My favorite Christmas song is ‘O Holy Night’. I have about 12 different versions of it on my ipod, and I’m always looking for more. I love this song no less now than I did when I believed fervently in its every word. I love it in spite of its message, which I don’t agree with, and maybe even because of it. This is kind of like the same inexplicable way in which I love my Christian friends not in spite of, but because of their beliefs.
It’s a tetris game that I finished playing a long time ago, but even though I’ve discarded it, it still has meaning to me because of the time spent laying those pieces.
Before I moved to Alaska, I went once to a Unitarian-Universalist church. The congregation sang a hymn out of the hymnal that was to the tune of ‘Come, Thou Long-Expected Jesus’ but with different words. I happen to love ‘Come, Thou Long-Expected Jesus,’ and I was quite glad to be able to sing the music of that song without its original words. But somehow, I didn’t like the UU version as much as the original. I had sung ‘Come, Thou Long-Expected Jesus’ for years and I didn’t like its vowels and consonants uprooted and scrambled.
Given time, I could come to love the new version. I am quite glad that there is such a thing as the UU hymnal, that the wonderful music of Christian hymns is recycled and set to more meaningful words. If there were a UU fellowship in my town, I would go and sing and love those songs.

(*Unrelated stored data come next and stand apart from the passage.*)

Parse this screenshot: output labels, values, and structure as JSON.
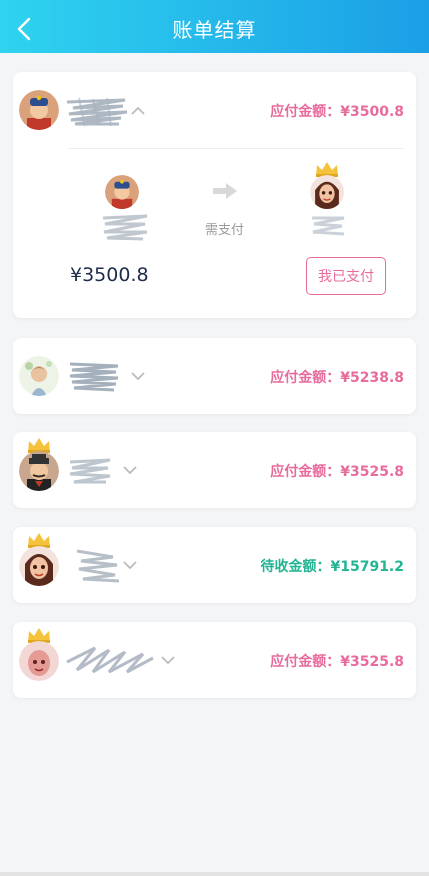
{
  "header": {
    "title": "账单结算",
    "back_icon": "chevron-left-icon"
  },
  "colors": {
    "header_start": "#2fd3ef",
    "header_end": "#1b9fe6",
    "pink": "#e86b9d",
    "teal": "#22b593"
  },
  "cards": [
    {
      "amount_label": "应付金额：¥3500.8",
      "expanded": true,
      "detail": {
        "need_pay_label": "需支付",
        "amount": "¥3500.8",
        "paid_button": "我已支付"
      }
    },
    {
      "amount_label": "应付金额：¥5238.8",
      "expanded": false
    },
    {
      "amount_label": "应付金额：¥3525.8",
      "expanded": false
    },
    {
      "amount_label": "待收金额：¥15791.2",
      "expanded": false
    },
    {
      "amount_label": "应付金额：¥3525.8",
      "expanded": false
    }
  ]
}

I don’t know if I could love another ‘O Holy Night’ as much as I love the original, though. This song is very much steeped in memory for me. It has been my favorite ever since I first sang it in high school. “Fall on your knees, and hear the angel voices”—those vowels and consonants are not only etched in my mind, they are tangled up with memories and epiphanies, which are harder to supplant. But I don’t mind it. I still belt out “Christ is the Lord” at the top of my voice when I listen to it in the privacy of my apartment. I love the words for their vowels and consonants, just not their meaning.